To be fair enough, the BJP may come a distant third after the DMK, but that need not mean anything in a three-cornered contest for electoral power in a new state, if at all it came to that.
The question of the BJP eating up the AIADMK does not arise anytime soon, after two elections in a row (2019 and 2021) have shown that the party has survived the loss of Jayalalithaa's charisma following her death in December 2016.
The current situation is that the BJP continues to require the AIADMK even more in the state than earlier in purely electoral terms, and not otherwise.
Should the BJP still send out such signals, then the AIADMK may be forced to conclude that the national ally had not given up hopes of dominating state politics at their cost.

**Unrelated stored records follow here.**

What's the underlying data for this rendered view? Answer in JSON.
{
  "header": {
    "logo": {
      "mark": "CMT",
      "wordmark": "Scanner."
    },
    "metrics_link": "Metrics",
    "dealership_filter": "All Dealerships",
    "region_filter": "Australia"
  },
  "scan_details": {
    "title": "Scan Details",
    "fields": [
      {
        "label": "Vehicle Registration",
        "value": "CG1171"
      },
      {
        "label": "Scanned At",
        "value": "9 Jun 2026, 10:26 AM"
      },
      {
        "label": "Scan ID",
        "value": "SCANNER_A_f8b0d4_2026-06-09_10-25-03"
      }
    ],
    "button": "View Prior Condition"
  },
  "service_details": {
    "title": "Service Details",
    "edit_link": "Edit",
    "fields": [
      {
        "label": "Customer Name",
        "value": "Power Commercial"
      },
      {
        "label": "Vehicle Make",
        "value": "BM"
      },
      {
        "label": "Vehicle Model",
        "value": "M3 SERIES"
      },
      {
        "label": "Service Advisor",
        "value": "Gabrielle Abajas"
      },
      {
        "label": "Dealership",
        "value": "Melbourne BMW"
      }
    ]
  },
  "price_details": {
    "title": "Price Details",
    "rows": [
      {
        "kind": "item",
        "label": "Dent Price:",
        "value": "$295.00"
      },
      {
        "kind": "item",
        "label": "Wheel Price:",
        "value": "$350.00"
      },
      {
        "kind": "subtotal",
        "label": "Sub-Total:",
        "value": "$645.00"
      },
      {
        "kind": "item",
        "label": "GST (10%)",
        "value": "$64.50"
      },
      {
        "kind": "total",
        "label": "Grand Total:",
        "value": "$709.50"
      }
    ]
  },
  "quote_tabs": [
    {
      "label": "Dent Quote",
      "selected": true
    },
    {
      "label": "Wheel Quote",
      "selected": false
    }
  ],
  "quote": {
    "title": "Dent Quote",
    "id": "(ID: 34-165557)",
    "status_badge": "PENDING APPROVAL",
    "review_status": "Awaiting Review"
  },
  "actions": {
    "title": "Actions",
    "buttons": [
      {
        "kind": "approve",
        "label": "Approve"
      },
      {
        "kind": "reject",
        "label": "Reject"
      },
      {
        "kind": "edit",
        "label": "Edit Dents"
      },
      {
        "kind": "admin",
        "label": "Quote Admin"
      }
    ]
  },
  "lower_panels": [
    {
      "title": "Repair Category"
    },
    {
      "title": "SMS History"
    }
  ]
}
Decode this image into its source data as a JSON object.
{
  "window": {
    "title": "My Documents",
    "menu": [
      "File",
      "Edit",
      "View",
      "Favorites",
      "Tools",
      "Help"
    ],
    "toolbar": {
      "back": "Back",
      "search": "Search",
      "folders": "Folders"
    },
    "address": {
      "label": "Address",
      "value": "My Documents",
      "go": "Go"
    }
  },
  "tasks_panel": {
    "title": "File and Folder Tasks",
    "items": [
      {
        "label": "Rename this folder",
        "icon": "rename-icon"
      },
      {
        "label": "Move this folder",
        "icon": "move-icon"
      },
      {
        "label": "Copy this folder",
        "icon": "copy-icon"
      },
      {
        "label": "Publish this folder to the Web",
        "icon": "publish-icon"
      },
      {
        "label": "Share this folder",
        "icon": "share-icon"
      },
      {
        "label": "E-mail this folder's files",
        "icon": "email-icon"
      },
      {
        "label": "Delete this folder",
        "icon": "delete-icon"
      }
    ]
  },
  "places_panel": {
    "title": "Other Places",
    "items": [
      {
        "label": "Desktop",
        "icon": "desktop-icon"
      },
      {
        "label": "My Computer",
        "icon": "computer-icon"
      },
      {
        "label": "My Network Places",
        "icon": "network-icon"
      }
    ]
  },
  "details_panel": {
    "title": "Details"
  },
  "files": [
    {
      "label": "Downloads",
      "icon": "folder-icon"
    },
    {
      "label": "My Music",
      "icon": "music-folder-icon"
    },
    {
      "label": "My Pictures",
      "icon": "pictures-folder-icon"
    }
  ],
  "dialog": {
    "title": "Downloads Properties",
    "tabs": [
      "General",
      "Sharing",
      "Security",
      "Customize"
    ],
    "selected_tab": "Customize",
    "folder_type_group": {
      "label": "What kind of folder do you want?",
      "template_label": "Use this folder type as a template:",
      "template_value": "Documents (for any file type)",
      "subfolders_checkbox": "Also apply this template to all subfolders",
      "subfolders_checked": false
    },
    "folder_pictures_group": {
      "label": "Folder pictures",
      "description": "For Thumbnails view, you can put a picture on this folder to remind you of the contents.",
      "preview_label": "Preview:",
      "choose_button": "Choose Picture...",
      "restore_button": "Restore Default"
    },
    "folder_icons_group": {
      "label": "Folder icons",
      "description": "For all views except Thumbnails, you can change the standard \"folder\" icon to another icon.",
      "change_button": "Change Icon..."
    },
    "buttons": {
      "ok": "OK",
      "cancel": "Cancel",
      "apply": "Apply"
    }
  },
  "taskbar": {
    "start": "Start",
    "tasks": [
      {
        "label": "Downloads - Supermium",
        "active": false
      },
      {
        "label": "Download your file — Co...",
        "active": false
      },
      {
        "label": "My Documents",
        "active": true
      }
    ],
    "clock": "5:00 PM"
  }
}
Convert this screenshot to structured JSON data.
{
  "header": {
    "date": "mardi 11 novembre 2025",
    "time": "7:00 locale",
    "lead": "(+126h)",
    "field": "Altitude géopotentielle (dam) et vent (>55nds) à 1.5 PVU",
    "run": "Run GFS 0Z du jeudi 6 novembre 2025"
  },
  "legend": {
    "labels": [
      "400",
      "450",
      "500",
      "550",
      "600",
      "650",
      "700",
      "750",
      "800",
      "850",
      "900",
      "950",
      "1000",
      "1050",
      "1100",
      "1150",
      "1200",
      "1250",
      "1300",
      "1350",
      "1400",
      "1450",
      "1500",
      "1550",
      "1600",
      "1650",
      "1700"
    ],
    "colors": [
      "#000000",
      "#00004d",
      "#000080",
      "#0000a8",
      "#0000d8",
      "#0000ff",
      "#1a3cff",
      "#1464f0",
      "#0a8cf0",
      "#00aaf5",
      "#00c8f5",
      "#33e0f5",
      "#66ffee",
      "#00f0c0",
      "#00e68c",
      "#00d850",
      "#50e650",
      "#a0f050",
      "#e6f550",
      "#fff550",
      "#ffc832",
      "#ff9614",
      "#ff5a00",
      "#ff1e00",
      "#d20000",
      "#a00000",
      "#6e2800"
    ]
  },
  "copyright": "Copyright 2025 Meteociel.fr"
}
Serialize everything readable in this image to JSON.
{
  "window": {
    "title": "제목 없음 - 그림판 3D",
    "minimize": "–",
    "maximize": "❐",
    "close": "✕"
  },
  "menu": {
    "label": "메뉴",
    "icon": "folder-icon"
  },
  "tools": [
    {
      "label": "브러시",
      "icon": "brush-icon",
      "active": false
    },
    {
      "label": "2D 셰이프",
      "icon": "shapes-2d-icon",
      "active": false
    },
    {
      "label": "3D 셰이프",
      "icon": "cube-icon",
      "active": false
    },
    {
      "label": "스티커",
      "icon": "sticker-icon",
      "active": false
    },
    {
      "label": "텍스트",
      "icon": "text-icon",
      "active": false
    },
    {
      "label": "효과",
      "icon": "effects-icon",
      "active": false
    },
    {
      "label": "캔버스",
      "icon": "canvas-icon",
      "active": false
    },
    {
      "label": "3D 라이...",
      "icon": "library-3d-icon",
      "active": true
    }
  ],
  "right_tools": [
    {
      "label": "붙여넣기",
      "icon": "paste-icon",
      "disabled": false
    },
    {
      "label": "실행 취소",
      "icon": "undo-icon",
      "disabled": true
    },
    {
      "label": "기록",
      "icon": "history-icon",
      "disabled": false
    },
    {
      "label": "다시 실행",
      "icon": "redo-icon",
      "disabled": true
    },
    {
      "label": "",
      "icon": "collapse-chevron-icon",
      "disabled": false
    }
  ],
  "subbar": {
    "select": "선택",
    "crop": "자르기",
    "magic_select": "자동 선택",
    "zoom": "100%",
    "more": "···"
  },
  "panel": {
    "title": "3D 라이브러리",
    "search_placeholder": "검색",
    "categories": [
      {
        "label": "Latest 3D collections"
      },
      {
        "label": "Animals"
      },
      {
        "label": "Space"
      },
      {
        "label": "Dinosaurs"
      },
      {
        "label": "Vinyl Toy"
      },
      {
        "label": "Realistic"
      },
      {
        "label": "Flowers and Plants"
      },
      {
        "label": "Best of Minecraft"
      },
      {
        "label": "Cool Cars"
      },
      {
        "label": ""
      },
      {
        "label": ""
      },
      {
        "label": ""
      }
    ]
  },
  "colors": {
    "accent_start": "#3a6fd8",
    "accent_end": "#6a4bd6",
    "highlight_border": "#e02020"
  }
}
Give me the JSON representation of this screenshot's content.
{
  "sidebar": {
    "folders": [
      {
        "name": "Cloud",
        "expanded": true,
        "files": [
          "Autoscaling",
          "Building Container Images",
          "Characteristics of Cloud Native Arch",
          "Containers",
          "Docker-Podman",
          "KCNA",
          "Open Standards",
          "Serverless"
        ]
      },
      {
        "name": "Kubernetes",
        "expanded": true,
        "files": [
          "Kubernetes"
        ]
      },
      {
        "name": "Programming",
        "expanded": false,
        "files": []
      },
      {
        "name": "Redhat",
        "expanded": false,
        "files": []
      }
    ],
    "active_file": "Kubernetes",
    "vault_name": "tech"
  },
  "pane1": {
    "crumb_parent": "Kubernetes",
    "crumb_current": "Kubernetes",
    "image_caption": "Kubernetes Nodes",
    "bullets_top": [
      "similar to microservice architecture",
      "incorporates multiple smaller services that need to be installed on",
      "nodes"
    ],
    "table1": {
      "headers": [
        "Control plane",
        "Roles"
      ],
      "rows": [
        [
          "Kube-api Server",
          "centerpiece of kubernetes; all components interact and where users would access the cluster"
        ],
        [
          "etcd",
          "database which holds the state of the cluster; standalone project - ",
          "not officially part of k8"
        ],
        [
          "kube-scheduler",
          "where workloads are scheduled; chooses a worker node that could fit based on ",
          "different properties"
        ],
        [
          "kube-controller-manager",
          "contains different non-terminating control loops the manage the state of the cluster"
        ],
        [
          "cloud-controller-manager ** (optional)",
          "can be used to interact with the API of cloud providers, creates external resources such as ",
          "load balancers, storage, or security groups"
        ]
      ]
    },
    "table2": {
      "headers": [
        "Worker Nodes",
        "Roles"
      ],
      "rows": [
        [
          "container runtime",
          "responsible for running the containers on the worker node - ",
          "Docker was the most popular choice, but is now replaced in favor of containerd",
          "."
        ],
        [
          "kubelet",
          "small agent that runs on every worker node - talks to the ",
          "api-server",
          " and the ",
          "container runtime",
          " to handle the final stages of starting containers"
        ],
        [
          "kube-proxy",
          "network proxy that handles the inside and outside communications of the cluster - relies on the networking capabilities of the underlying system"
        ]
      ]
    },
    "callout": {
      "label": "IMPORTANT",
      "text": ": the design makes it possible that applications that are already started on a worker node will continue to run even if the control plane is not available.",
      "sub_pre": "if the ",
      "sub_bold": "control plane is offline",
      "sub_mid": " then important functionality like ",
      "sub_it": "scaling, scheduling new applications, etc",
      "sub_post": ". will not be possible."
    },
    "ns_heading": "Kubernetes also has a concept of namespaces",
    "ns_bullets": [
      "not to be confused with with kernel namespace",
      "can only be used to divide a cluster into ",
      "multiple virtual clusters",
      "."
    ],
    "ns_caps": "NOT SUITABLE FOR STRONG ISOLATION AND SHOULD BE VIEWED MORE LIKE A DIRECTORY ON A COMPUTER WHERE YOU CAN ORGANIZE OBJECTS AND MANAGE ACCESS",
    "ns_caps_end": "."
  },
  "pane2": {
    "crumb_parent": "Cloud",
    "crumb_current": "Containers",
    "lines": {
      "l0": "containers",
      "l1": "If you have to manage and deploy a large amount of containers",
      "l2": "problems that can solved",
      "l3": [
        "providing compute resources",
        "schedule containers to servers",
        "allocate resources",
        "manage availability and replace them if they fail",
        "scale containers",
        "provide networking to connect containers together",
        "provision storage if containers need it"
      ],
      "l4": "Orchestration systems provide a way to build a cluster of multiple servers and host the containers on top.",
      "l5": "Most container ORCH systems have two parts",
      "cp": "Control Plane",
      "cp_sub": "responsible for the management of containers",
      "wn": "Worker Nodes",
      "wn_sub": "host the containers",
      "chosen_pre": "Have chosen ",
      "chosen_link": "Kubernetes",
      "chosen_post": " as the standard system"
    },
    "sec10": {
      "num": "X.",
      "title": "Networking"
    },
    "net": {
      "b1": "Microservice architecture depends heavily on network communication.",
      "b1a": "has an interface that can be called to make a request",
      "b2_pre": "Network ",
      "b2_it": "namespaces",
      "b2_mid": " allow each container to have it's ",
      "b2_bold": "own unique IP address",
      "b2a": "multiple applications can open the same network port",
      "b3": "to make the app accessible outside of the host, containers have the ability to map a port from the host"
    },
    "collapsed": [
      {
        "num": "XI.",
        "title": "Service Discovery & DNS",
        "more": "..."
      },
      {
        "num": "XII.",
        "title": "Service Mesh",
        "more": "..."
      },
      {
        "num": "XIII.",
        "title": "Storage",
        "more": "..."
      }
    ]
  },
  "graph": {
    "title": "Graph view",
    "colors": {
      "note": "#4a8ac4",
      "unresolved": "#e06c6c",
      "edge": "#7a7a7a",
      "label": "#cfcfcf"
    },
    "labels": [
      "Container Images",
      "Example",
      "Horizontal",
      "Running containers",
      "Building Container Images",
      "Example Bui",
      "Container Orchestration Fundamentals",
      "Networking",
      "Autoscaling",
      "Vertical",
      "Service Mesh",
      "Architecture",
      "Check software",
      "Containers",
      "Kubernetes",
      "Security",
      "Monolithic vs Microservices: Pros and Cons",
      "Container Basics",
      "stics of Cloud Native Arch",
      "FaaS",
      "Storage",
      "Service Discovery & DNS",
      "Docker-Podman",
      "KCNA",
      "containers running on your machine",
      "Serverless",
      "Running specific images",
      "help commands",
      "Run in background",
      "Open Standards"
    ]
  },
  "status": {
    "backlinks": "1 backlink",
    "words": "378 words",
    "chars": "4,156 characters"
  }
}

More importantly, with the Gounder community led by former chief minister Edappadi K Palaniswami dominating the post-poll AIADMK legislative party narratives, any idea that he might become chief minister of a separate state could well be used against him -- leading to a vertical split in the party even before a new state was born.
Leading such a split, of course, would be AIADMK coordinator and three-time chief minister O Panneerselvam, from within, and jailed ex-Jaya aide Sasikala Natarajan, a fellow Mukkulathore community leader who is still feeling the waters for a mega re-entry.
Keeping to themselves and keeping the party intact, the ruling DMK could see its acceptance and popularity levels growing, without they having to do anything about it.
It may not be to be linking of the BJP's national-level strategists, when they look at the evolving scenario a decade down the line, if a Kongu Nadu state were to be granted soon.
More importantly, if critics are able to paint the BJP as the 'separatist' group in the state, one of their main planks centred on a 'separate Dravida Nadu' demand from generations-old past, may not wash any more.
At the same time, it could well have fuelled the revival of such a demand, the Modi government having come to be identified as 'anti-Tamil' in its policy and administrative spheres through the past seven years. That again is not on, from a party perspective.
Then, there is another catch for the BJP when it comes to Tamil Nadu and Kongu Nadu. Congress veteran P Chidambaram, as slain prime minister Rajiv Gandhi's internal security minister and one-time interlocutor in Sri Lankan ethnic issue, reportedly had an intelligent advice for the Tamil leadership in that country who wanted the merger of the Northern and Eastern province, to create one wholesome Tamil province: 'Take it or leave it,' Chidambaram told them, 'but consider this as well. With two separate provinces, you will have two Tamil chief ministers, in the place of one.'
Translated to contemporary Tamil Nadu context, with a Kongu Nadu or whatever more may be added to the list, there will be one more 'Dravidian chief minister', if not more -- and not less for those like the BJP and central governments led by such parties to grapple with, politically, electorally and administratively.
N Sathiya Moorthy, veteran journalist, political analyst and author, is Distinguished Fellow and Head-Chennai Initiative, Observer Research Foundation.